Dari berbagai pandangan mengenai peranan Lembaga Swadaya Masyarakat sebagaimana telah diungkapkan diatas, dapat ditemukan bahwa Lembaga Swadaya Masyarakat berperan dalam peningkatan kapasitas masyarakat.
Kesimpulan
Berdasarkan hasil literatur yang telah dibahas diatas mengungkapkan tiga konsep besar yakni: konsep pembangunan pariwisata berkelanjutan, konsep pariwisata berbasis masyarakat dan konsep keterlibatan Lembaga Swadaya Masyarakat dalam pengembangan pariwisata berbasis masyarakat.

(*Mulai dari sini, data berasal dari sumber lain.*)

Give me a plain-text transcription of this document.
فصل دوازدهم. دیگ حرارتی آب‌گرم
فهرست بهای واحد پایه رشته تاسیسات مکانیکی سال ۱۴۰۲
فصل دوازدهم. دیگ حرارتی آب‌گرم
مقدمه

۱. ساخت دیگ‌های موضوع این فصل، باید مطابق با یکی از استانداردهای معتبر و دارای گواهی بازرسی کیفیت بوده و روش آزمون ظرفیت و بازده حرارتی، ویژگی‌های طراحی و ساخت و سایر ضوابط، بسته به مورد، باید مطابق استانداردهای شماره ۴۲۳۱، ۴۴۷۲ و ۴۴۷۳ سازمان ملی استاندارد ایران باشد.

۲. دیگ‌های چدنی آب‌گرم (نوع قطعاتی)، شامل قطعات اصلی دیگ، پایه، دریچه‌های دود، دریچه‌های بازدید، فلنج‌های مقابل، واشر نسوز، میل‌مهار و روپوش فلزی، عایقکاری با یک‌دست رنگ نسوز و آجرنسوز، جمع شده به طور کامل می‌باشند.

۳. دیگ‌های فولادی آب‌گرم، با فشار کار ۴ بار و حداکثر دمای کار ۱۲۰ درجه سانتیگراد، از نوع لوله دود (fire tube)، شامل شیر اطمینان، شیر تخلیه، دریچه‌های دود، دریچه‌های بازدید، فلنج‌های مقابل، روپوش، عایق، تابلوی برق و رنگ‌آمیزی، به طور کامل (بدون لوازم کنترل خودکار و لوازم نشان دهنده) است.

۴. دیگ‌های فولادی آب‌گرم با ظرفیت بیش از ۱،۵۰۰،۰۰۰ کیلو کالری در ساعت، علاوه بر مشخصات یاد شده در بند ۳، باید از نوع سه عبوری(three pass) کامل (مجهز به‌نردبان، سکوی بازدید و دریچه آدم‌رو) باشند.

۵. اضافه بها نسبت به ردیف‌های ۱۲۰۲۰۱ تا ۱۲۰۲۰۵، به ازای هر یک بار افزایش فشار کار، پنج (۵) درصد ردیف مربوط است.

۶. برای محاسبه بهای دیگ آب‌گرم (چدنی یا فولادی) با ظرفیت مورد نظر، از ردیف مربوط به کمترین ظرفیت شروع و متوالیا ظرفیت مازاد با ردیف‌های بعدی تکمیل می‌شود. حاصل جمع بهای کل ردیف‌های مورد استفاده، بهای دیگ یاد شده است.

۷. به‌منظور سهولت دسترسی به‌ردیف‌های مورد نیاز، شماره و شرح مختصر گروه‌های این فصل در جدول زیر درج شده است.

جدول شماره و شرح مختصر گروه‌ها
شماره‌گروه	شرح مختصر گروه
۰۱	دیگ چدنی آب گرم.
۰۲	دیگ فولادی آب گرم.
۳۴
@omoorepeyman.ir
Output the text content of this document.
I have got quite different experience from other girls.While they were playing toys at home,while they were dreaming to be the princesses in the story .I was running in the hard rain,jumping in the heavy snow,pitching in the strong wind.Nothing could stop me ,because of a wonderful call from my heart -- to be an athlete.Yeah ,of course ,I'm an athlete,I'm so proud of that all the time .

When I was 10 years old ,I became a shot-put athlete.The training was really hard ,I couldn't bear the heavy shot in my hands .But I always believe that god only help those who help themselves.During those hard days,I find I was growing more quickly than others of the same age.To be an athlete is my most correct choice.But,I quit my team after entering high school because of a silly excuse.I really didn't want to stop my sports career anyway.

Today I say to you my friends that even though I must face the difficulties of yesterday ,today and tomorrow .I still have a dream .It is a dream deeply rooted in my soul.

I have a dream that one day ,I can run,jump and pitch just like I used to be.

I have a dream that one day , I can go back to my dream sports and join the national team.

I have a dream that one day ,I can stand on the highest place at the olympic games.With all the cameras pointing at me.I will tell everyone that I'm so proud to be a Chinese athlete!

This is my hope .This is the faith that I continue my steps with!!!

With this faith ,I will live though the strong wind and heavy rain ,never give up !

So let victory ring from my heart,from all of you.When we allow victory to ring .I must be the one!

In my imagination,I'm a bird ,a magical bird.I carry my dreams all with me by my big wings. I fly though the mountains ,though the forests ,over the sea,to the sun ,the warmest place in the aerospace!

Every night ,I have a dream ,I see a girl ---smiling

Dari konsep-konsep tersebut terdapat keterkaitan antara satu konsep dengan konsep lainnya yang dapat dijadikan sebagai suatu acuan untuk menjelaskan peranan lembaga swadaya masyarakat (LSM) bagi masyarakat lokal pada pengembangan pariwisata dalam konteks pariwisata berkelanjutan. Tujuan utama pembangunan pariwisata berkelanjutan harus berpijak pada empat prinsip yakni: pertama; secara ekologi berkelanjutan yakni pembangunan pariwisata tidak menimbulkan efek negatif terhadap ekosistim setempat. Kedua; secara sosial dapat diterima, yakni mengacu pada kemampuan penduduk lokal untuk menyerap usaha pariwisata tanpa menimbulkan konflik sosial. Ketiga; secara budaya dapat diterima, yakni masyarakat lokal mampu beradaptasi dengan budaya wisatawan yang cukup berbeda. Keempat; secara ekonomi menguntungkan, yakni keuntungan yang didapat dari kegiatan pariwisata dapat meningkatkan kesejahteraan masyarakat.
Untuk mencapai tujuan pembangunan pariwisata dalam peningkatan kesejahteraan masyarakat lokal maka dibutuhkan kerjasama dari stakeholders dalam pencapaiannya. Peran serta masyarakat dalam pengembangan pariwisata menjadi sesuatu yang penting untuk dilaksanakan dalam pengembangan pariwisata berkelanjutan. Hal ini disebabkan oleh, masyarakat di sekitar lokasi pariwisata yang lebih mengetahui kondisi lingkungan dimana mereka tempati dibandingkan orang lain yang berasal dari luar komunitasnya. Oleh karena itu, menjadi penting untuk dikembangkan konsep pariwisata berkelanjutan yang berbasis masyarakat dengan pendekatan komunitas lokal didalamnya.